An open API service indexing awesome lists of open source software.

https://github.com/michaelcurrin/history-report

Create page and domain CSV reports from your Chrome browsing history
https://github.com/michaelcurrin/history-report

browser-history chrome-browser chrome-history csv google-chrome json python python3 report-generator

Last synced: 8 months ago
JSON representation

Create page and domain CSV reports from your Chrome browsing history

Awesome Lists containing this project

README

          

# History Report
> Create page and domain CSV reports from your Chrome browsing history

Google Chrome lets you view and search your browsing history, although with limitations on metadata and the ability to filter or sort. Though you can export your data to an XML file from the browser or get a JSON download from your Google account, those raw data files are still inconvenient to use.

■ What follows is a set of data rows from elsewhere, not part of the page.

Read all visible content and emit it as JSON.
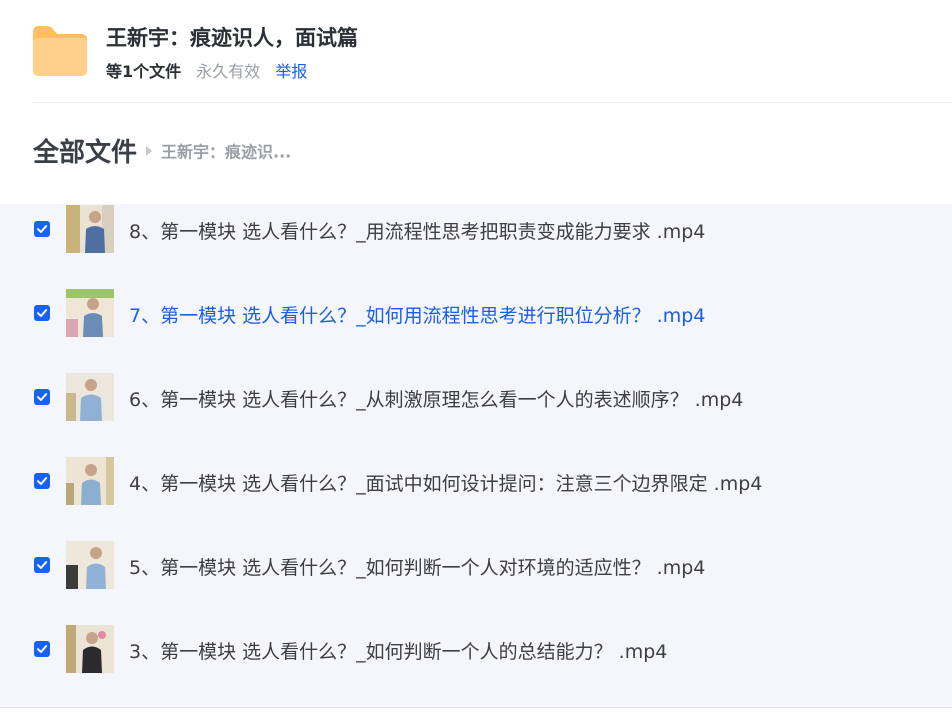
{
  "share": {
    "title": "王新宇：痕迹识人，面试篇",
    "file_count": "等1个文件",
    "validity": "永久有效",
    "report": "举报",
    "folder_icon": "folder-icon"
  },
  "breadcrumb": {
    "root": "全部文件",
    "current": "王新宇：痕迹识..."
  },
  "colors": {
    "accent": "#1a5fe6",
    "checkbox": "#1762ee",
    "folder": "#ffc46b",
    "list_bg": "#f5f6fc"
  },
  "files": [
    {
      "name": "8、第一模块 选人看什么？_用流程性思考把职责变成能力要求 .mp4",
      "checked": true,
      "active": false
    },
    {
      "name": "7、第一模块 选人看什么？_如何用流程性思考进行职位分析？ .mp4",
      "checked": true,
      "active": true
    },
    {
      "name": "6、第一模块 选人看什么？_从刺激原理怎么看一个人的表述顺序？ .mp4",
      "checked": true,
      "active": false
    },
    {
      "name": "4、第一模块 选人看什么？_面试中如何设计提问：注意三个边界限定 .mp4",
      "checked": true,
      "active": false
    },
    {
      "name": "5、第一模块 选人看什么？_如何判断一个人对环境的适应性？ .mp4",
      "checked": true,
      "active": false
    },
    {
      "name": "3、第一模块 选人看什么？_如何判断一个人的总结能力？ .mp4",
      "checked": true,
      "active": false
    }
  ]
}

Therefore this project provides Python 3.6 tool to convert your own downloaded browsing history JSON into two easy-to-use CSV reports which you can search, filter and sort in a CSV editor.

Title | Description
--- | ---
**Page Report** | List of URLs in the history events, including the last visit time, domain and page title. Sorted by URL.
**Domain Report** | Summary of unique domains and counts of pages associated with each. Sorted by domain but easily sortable by page count.

## Example usage

### CLI

```bash
$ ./historyreport.py [OPTIONS]
```

Flag | Description
--- | ---
-h | Show help message and exit.
-e --exclude | If provided, read the configured exclusions CSV and exclude any URLs in the file before writing the CSV report.

### Samples

Sample input files:

- [BrowserHistory.json](/historyreport/var/samples/BrowserHistory.json)
- [exclusions.csv](/historyreport/var/samples/exclusions.csv)

Sample output files:

- [page_report.csv](/historyreport/var/samples/page_report.csv)
- [domain_report.csv](/historyreport/var/samples/domain_report.csv)

## Exclusions

When creating the reports, certain domains or URLs will be excluded. This is done with a config, containing app defaults and user-defined items. For example, the app will ignore _www.facebook.com_ and you might decided to exclude Such as _gmail.com_.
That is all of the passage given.